Müziksiz hayat bir hata olurdu diyen Nitzsche’nin sözleriyle ilk müziğe başladığınız zamanları hatırlayın…
Kimimiz belki okulda bir blok flütle, kimimiz televizyonda gördüğü rock grubunun etkisiyle gitara başladı… Ya da içindeki ritmi sadece şarkı söyleyerek keşfetti. Çoğumuz belki şanslıydı ki ailesinin teşvikiyle bir müzik enstrümanı satın alıp kursa gidebiliyordu. Şanslı olmayanlar ise harçlıklarıyla en ucuzundan bir klasik gitarla başlıyordu işe.

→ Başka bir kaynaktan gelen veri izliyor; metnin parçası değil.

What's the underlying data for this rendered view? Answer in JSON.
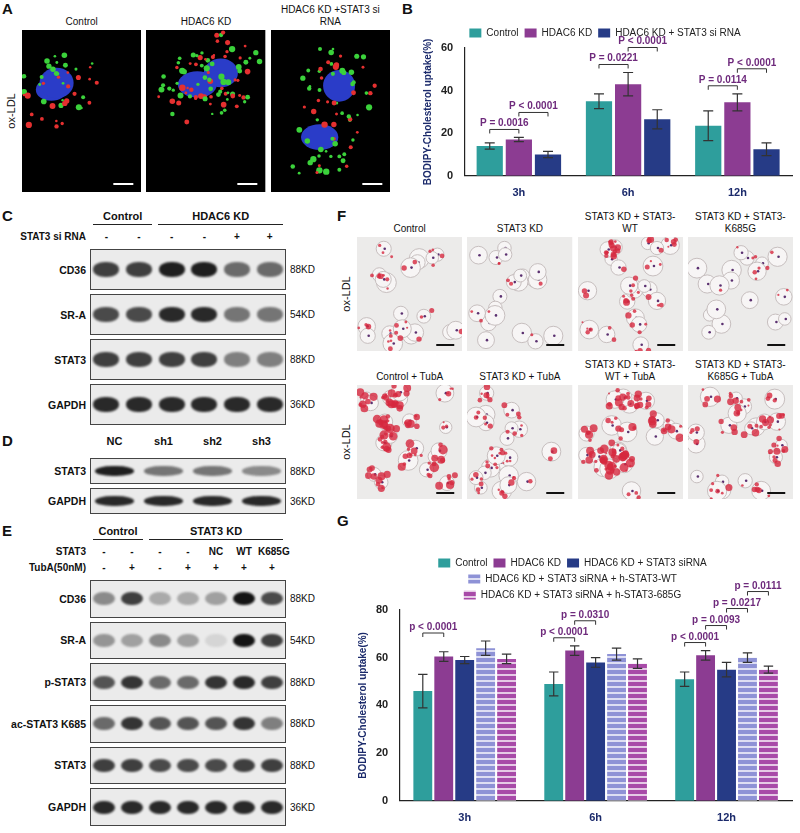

Bu hikâyeler klasik biraz tabi. Daha nicesi sizlerin akıllarından şimdi geçip gidiyor muhakkak. İlk müziğe nasıl başladınız? İlk müzik aletinizi nasıl aldınız? İlk söylediğiniz şarkı hangisiydi mesela? … Ya da ne önemi var öyle profesyonelleştiniz ki kendi bestelerinizi yapıp ders bile veriyorsunuz ya da hayran olduğunuz bir solistin grubunda yer alıyorsunuz şimdi.
Evinizde sizin müzikte ilk adımınız olan akustik gitarınız, ilk aldığınız ve paslanmaya yüz tutmuş yan flütünüz, sayısız bagetiniz, para kazanmaya başlayınca yenisini aldığınız ama kenarda duran ilk göz ağrınız olan kemanınız var.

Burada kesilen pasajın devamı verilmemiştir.